Perl in a Nutshell

Perl in a NutshellSearch this book
Previous: 4.1 Program StructureChapter 4
The Perl Language
Next: 4.3 Statements
 

4.2 Data Types and Variables

Perl has three basic data types: scalars, arrays, and hashes.

Scalars are essentially simple variables. They are preceded by a dollar sign ($). A scalar is either a number, a string, or a reference. (A reference is a scalar that points to another piece of data. References are discussed later in this chapter.) If you provide a string where a number is expected or vice versa, Perl automatically converts the operand using fairly intuitive rules.

Arrays are ordered lists of scalars that you access with a numeric subscript (subscripts start at 0). They are preceded by an "at" sign (@).

Hashes are unordered sets of key/value pairs that you access using the keys as subscripts.

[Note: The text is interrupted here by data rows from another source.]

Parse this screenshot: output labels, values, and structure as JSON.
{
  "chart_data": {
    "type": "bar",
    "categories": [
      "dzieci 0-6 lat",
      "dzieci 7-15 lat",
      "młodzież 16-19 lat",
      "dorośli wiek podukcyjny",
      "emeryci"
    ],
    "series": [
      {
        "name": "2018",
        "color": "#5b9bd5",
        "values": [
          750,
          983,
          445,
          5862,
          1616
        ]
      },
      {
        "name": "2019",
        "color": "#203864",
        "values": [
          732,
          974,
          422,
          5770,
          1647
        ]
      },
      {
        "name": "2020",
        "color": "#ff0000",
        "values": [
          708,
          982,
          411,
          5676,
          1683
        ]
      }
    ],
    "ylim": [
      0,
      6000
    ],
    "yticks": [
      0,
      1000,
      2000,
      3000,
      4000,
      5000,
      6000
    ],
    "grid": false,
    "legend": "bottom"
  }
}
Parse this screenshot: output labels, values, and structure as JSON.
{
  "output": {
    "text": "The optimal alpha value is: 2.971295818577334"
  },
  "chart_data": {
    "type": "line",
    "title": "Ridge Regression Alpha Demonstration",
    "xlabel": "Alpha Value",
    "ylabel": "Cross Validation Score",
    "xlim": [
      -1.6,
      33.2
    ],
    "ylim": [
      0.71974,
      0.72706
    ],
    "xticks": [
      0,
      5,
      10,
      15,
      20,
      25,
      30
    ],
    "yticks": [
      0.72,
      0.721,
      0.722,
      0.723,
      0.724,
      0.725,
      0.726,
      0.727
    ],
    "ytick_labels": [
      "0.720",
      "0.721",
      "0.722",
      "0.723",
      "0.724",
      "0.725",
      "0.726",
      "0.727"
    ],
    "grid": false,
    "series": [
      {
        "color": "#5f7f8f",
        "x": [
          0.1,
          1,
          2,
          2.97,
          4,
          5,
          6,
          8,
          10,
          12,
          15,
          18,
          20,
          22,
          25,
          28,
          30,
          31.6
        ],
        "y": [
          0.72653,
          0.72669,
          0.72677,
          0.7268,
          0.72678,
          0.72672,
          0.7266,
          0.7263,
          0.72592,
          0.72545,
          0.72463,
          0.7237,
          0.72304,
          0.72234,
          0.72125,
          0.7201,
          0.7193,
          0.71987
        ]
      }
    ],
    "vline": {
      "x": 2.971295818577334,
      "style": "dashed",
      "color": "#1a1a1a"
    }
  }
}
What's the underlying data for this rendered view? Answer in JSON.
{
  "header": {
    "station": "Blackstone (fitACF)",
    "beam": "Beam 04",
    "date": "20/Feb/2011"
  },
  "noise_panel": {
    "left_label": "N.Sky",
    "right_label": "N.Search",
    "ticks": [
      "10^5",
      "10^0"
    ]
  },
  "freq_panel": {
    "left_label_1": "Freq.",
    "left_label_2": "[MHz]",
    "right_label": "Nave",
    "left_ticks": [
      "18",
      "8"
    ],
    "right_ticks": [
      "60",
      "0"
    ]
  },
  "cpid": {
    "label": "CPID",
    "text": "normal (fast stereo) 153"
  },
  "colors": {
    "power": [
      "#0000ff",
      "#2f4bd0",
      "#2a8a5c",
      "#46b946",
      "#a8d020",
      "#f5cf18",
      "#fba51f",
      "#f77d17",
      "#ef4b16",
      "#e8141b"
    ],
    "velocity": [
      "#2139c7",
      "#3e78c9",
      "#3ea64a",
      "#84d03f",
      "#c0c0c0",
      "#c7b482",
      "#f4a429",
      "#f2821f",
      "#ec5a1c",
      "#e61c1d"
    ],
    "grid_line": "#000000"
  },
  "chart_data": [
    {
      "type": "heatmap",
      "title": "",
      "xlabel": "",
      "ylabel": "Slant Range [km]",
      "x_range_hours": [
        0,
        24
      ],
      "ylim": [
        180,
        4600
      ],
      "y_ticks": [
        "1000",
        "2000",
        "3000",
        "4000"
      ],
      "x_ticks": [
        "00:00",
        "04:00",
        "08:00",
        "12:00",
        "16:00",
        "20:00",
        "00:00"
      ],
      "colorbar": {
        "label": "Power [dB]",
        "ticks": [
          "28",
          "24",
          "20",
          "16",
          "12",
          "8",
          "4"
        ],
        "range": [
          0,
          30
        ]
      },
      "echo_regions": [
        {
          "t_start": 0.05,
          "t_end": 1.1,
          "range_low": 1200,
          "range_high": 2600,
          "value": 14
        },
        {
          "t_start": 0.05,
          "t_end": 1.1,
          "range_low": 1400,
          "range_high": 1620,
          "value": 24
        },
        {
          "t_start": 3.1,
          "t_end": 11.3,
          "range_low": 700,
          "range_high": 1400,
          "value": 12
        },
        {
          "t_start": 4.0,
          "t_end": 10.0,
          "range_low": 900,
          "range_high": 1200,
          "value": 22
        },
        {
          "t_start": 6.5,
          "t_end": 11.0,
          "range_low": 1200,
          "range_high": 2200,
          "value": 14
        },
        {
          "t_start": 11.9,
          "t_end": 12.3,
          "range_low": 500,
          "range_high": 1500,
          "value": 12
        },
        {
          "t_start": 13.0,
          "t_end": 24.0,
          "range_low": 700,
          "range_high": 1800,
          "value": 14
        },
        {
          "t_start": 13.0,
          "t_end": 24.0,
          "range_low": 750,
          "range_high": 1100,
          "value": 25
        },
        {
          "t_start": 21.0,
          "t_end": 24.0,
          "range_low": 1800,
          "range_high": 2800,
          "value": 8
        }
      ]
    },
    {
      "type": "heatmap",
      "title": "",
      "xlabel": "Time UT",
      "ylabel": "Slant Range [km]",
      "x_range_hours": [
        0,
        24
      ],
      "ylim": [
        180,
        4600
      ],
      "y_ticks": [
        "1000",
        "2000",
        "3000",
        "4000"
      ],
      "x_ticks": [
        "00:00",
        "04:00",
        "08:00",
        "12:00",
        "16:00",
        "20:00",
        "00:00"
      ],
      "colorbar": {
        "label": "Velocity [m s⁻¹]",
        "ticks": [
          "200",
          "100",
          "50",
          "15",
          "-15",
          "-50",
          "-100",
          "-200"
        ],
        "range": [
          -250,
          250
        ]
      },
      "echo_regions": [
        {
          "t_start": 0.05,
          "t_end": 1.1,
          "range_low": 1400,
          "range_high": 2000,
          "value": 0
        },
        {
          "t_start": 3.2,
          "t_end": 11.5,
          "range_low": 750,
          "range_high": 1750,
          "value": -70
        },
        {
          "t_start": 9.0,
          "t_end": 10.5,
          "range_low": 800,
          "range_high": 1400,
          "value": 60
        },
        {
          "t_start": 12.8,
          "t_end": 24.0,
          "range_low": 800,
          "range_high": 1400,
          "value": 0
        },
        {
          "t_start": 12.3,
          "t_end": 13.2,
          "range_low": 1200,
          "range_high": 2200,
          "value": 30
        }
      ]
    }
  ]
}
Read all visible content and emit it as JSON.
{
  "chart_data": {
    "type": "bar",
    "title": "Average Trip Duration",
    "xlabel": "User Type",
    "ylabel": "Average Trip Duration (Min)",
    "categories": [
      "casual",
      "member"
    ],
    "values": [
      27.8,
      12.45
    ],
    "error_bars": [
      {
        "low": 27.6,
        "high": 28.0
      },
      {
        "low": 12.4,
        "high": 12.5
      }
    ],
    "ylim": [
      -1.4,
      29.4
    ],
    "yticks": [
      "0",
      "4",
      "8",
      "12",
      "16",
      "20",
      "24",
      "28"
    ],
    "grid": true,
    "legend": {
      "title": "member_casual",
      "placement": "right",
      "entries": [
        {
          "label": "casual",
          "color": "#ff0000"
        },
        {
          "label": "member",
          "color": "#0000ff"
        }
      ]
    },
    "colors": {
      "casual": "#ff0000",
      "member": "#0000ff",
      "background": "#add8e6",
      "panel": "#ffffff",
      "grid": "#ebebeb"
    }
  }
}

They are preceded by a percent sign (%).

4.2.1 Numbers

Perl stores numbers internally as either signed integers or double-precision floating-point values. Numeric literals are specified in any of the following floating-point or integer formats:

12345               # integer
-54321              # negative integer
12345.67            # floating point
6.02E23             # scientific notation
0xffff              # hexadecimal
0377                # octal
4_294_967_296       # underline for legibility
Since Perl uses the comma as a list separator, you cannot use a comma for improving legibility of a large number. To improve legibility, Perl allows you to use an underscore character instead. The underscore only works within literal numbers specified in your program, not in strings functioning as numbers or in data read from somewhere else. Similarly, the leading 0x for hex and 0 for octal work only for literals. The automatic conversion of a string to a number does not recognize these prefixes - you must do an explicit conversion.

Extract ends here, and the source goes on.